Methods: A post hoc pooled analysis of 4 saxagliptin monotherapy trials in patients with T2DM was conducted to determine the consistency of treatment effects, assessed as change from baseline in HbA1c at week 24, in patient subgroups stratified by race, sex, age, and baseline HbA1c. Secondary end points included change from baseline at week 24 in fasting plasma glucose and proportion of patients achieving HbA1c <7%. Safety assessments included adverse event reports, laboratory test results, and vital sign measurements.

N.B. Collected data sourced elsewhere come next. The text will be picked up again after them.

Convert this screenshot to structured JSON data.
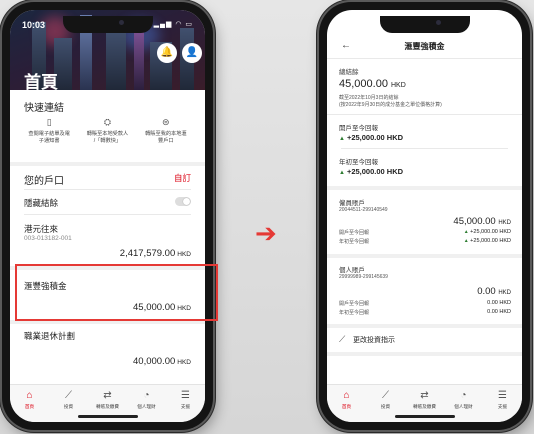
{
  "phone1": {
    "status_time": "10:03",
    "page_title": "首頁",
    "quick_links_title": "快速連結",
    "quick_links": [
      {
        "icon": "document-icon",
        "label_line1": "查閱電子結單及電",
        "label_line2": "子通知書"
      },
      {
        "icon": "transfer-person-icon",
        "label_line1": "轉賬至本地受款人",
        "label_line2": "/「轉數快」"
      },
      {
        "icon": "transfer-own-icon",
        "label_line1": "轉賬至我的本地滙",
        "label_line2": "豐戶口"
      }
    ],
    "accounts_title": "您的戶口",
    "customize_label": "自訂",
    "hide_balance_label": "隱藏結餘",
    "accounts": [
      {
        "name": "港元往來",
        "number": "003-013182-001",
        "amount": "2,417,579.00",
        "currency": "HKD"
      },
      {
        "name": "滙豐強積金",
        "number": "",
        "amount": "45,000.00",
        "currency": "HKD"
      },
      {
        "name": "職業退休計劃",
        "number": "",
        "amount": "40,000.00",
        "currency": "HKD"
      }
    ],
    "tabs": [
      {
        "label": "首頁",
        "icon": "home-icon"
      },
      {
        "label": "投資",
        "icon": "chart-icon"
      },
      {
        "label": "轉賬及繳費",
        "icon": "exchange-icon"
      },
      {
        "label": "個人理財",
        "icon": "pie-icon"
      },
      {
        "label": "支援",
        "icon": "chat-icon"
      }
    ]
  },
  "phone2": {
    "page_title": "滙豐強積金",
    "total_balance_label": "總結餘",
    "total_balance": "45,000.00",
    "currency": "HKD",
    "note_line1": "截至2022年10月3日的結餘",
    "note_line2": "(按2022年9月30日的成分基金之單位價格計算)",
    "since_open_label": "開戶至今回報",
    "since_open_value": "+25,000.00 HKD",
    "ytd_label": "年初至今回報",
    "ytd_value": "+25,000.00 HKD",
    "sub_accounts": [
      {
        "name": "僱員賬戶",
        "number": "20044511-299140549",
        "balance": "45,000.00",
        "currency": "HKD",
        "since_open_label": "開戶至今回報",
        "since_open_value": "+25,000.00 HKD",
        "ytd_label": "年初至今回報",
        "ytd_value": "+25,000.00 HKD"
      },
      {
        "name": "個人賬戶",
        "number": "29999989-299145639",
        "balance": "0.00",
        "currency": "HKD",
        "since_open_label": "開戶至今回報",
        "since_open_value": "0.00 HKD",
        "ytd_label": "年初至今回報",
        "ytd_value": "0.00 HKD"
      }
    ],
    "change_instruction": "更改投資指示",
    "tabs": [
      {
        "label": "首頁"
      },
      {
        "label": "投資"
      },
      {
        "label": "轉賬及繳費"
      },
      {
        "label": "個人理財"
      },
      {
        "label": "支援"
      }
    ]
  },
  "colors": {
    "brand_red": "#db0011",
    "highlight": "#e53935",
    "green_up": "#2e7d32"
  }
}
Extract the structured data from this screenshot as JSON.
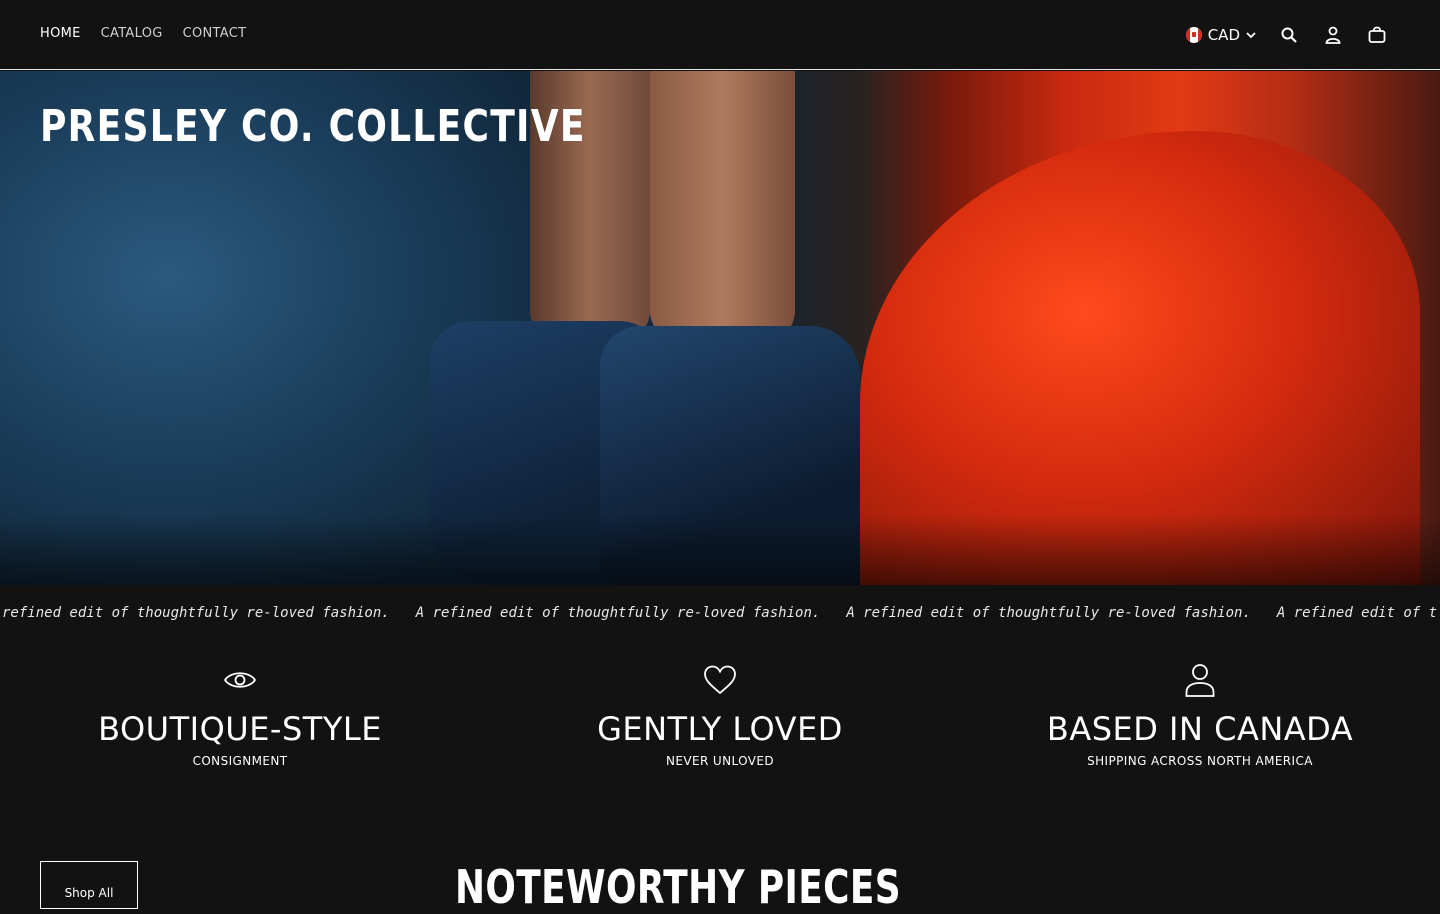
{
  "nav": {
    "home": "HOME",
    "catalog": "CATALOG",
    "contact": "CONTACT"
  },
  "currency": {
    "code": "CAD",
    "flag": "canada-flag-icon"
  },
  "icons": {
    "search": "search-icon",
    "account": "account-icon",
    "cart": "cart-icon"
  },
  "hero": {
    "title": "PRESLEY CO. COLLECTIVE"
  },
  "marquee": {
    "items": [
      "refined edit of thoughtfully re-loved fashion.",
      "A refined edit of thoughtfully re-loved fashion.",
      "A refined edit of thoughtfully re-loved fashion.",
      "A refined edit of t"
    ]
  },
  "features": [
    {
      "icon": "eye-icon",
      "title": "BOUTIQUE-STYLE",
      "subtitle": "CONSIGNMENT"
    },
    {
      "icon": "heart-icon",
      "title": "GENTLY LOVED",
      "subtitle": "NEVER UNLOVED"
    },
    {
      "icon": "person-icon",
      "title": "BASED IN CANADA",
      "subtitle": "SHIPPING ACROSS NORTH AMERICA"
    }
  ],
  "shop_all": "Shop All",
  "section_title": "NOTEWORTHY PIECES",
  "colors": {
    "background": "#121212",
    "text": "#ffffff",
    "accent_red": "#d52b1e"
  }
}
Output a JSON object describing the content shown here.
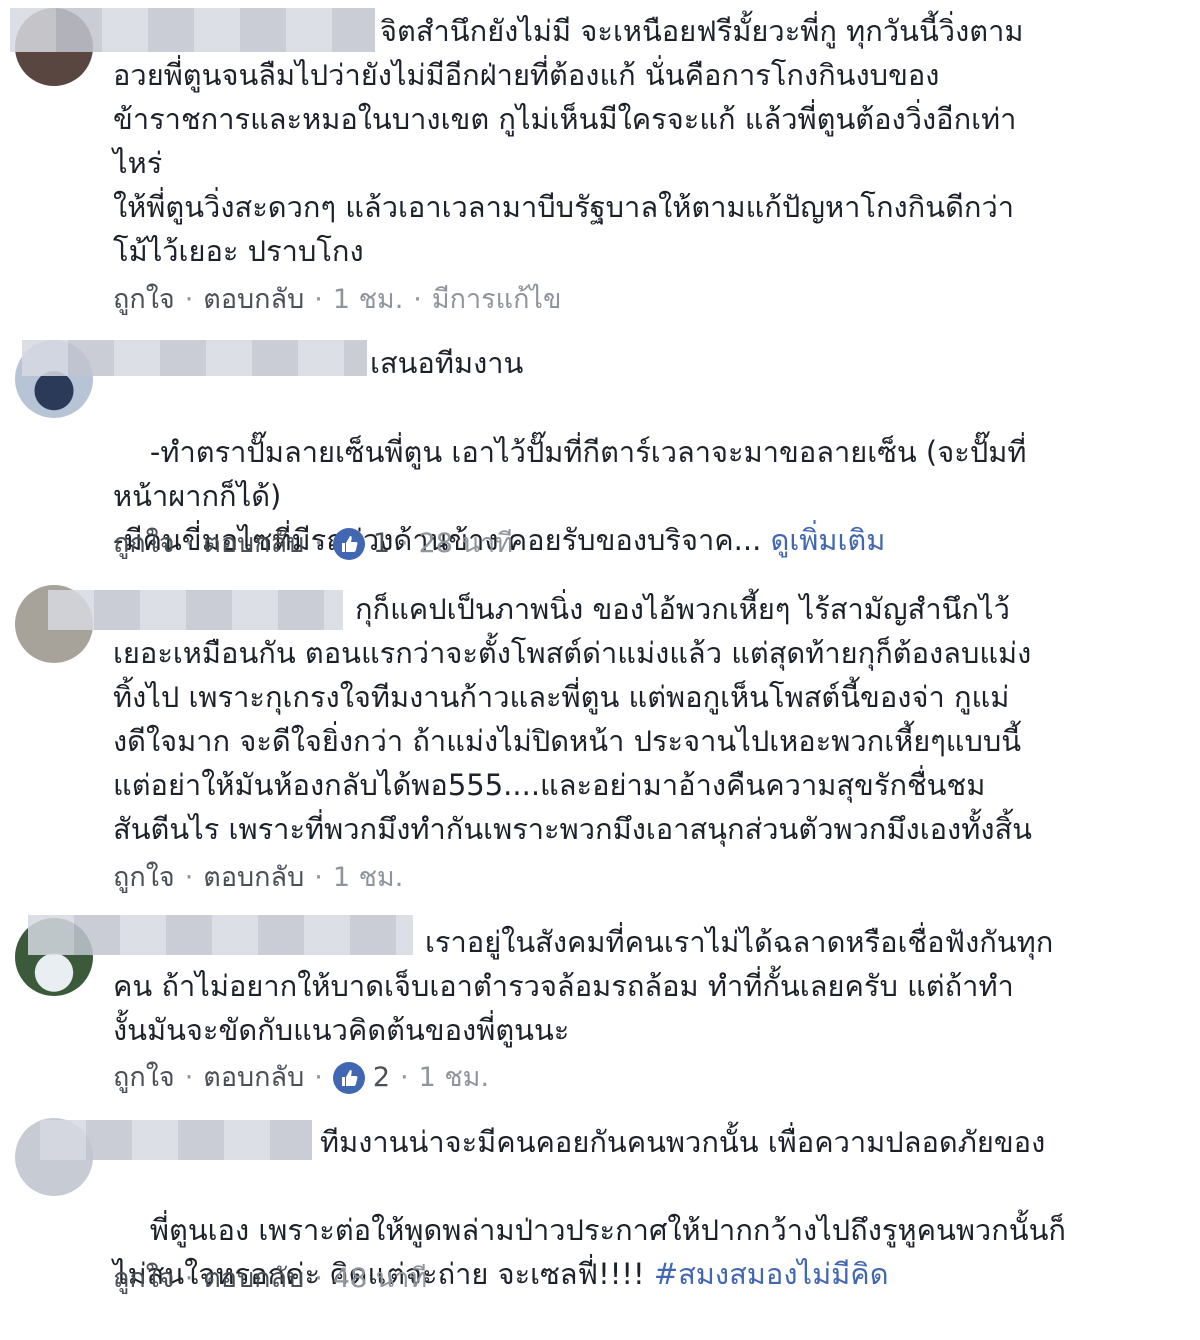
{
  "comments": [
    {
      "first_line": "จิตสำนึกยังไม่มี จะเหนือยฟรีมั้ยวะพี่กู ทุกวันนี้วิ่งตาม",
      "body": "อวยพี่ตูนจนลืมไปว่ายังไม่มีอีกฝ่ายที่ต้องแก้ นั่นคือการโกงกินงบของ\nข้าราชการและหมอในบางเขต กูไม่เห็นมีใครจะแก้ แล้วพี่ตูนต้องวิ่งอีกเท่า\nไหร่\nให้พี่ตูนวิ่งสะดวกๆ แล้วเอาเวลามาบีบรัฐบาลให้ตามแก้ปัญหาโกงกินดีกว่า\nโม้ไว้เยอะ ปราบโกง",
      "like": "ถูกใจ",
      "reply": "ตอบกลับ",
      "reactions": "",
      "time": "1 ชม.",
      "edited": "มีการแก้ไข"
    },
    {
      "first_line": "เสนอทีมงาน",
      "body": "-ทำตราปั๊มลายเซ็นพี่ตูน เอาไว้ปั๊มที่กีตาร์เวลาจะมาขอลายเซ็น (จะปั๊มที่\nหน้าผากก็ได้)\n-มีคนขี่มอไซที่มีรถพ่วงด้านข้าง คอยรับของบริจาค... ",
      "see_more": "ดูเพิ่มเติม",
      "like": "ถูกใจ",
      "reply": "ตอบกลับ",
      "reactions": "1",
      "time": "28 นาที"
    },
    {
      "first_line": "กุก็แคปเป็นภาพนิ่ง ของไอ้พวกเหี้ยๆ ไร้สามัญสำนึกไว้",
      "body": "เยอะเหมือนกัน ตอนแรกว่าจะตั้งโพสต์ด่าแม่งแล้ว แต่สุดท้ายกุก็ต้องลบแม่ง\nทิ้งไป เพราะกุเกรงใจทีมงานก้าวและพี่ตูน แต่พอกูเห็นโพสต์นี้ของจ่า กูแม่\nงดีใจมาก จะดีใจยิ่งกว่า ถ้าแม่งไม่ปิดหน้า ประจานไปเหอะพวกเหี้ยๆแบบนี้\nแต่อย่าให้มันห้องกลับได้พอ555....และอย่ามาอ้างคืนความสุขรักชื่นชม\nสันตีนไร เพราะที่พวกมึงทำกันเพราะพวกมึงเอาสนุกส่วนตัวพวกมึงเองทั้งสิ้น",
      "like": "ถูกใจ",
      "reply": "ตอบกลับ",
      "reactions": "",
      "time": "1 ชม."
    },
    {
      "first_line": "เราอยู่ในสังคมที่คนเราไม่ได้ฉลาดหรือเชื่อฟังกันทุก",
      "body": "คน ถ้าไม่อยากให้บาดเจ็บเอาตำรวจล้อมรถล้อม ทำที่กั้นเลยครับ แต่ถ้าทำ\nงั้นมันจะขัดกับแนวคิดต้นของพี่ตูนนะ",
      "like": "ถูกใจ",
      "reply": "ตอบกลับ",
      "reactions": "2",
      "time": "1 ชม."
    },
    {
      "first_line": "ทีมงานน่าจะมีคนคอยกันคนพวกนั้น เพื่อความปลอดภัยของ",
      "body": "พี่ตูนเอง เพราะต่อให้พูดพล่ามป่าวประกาศให้ปากกว้างไปถึงรูหูคนพวกนั้นก็\nไม่สนใจหรอกค่ะ คิดแต่จะถ่าย จะเซลฟี่!!!! ",
      "hashtag": "#สมงสมองไม่มีคิด",
      "like": "ถูกใจ",
      "reply": "ตอบกลับ",
      "reactions": "",
      "time": "48 นาที"
    }
  ],
  "colors": {
    "link": "#4267b2",
    "meta": "#90949c",
    "text": "#1d2129",
    "blur": "#c9cdd8"
  }
}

Results: At week 24, saxagliptin 2.5 mg, saxagliptin 5 mg, and placebo decreased HbA1c from baseline by −0.66%, −0.64%, and −0.13% respectively (P<0.0001 for each saxagliptin dose vs placebo). The treatment effects of saxagliptin 2.5 5 mg on HbA1c were consistent across subgroups, and no treatment interactions were observed, with the exception of baseline HbA1c (P=0.003). The overall occurrence of adverse events was similar among groups (66.0% saxagliptin 2.5 mg; 53.0% saxagliptin 5 mg; 45.3% placebo). The incidence of hypoglycemic events was low and comparable among groups, and no cases of confirmed hypoglycemia were reported.
Conclusions: Consistent with findings from individual studies, this pooled analysis showed saxagliptin to significantly improve glycemic measures compared with placebo. Outcomes confirmed saxagliptin treatment was associated with a weight-neutral effect and a low risk for hypoglycemia. Based on the overall findings, saxagliptin has a favorable benefit:risk profile and may be considered an alternative first-line therapy for patients with T2DM in whom metformin is contraindicated or not tolerated.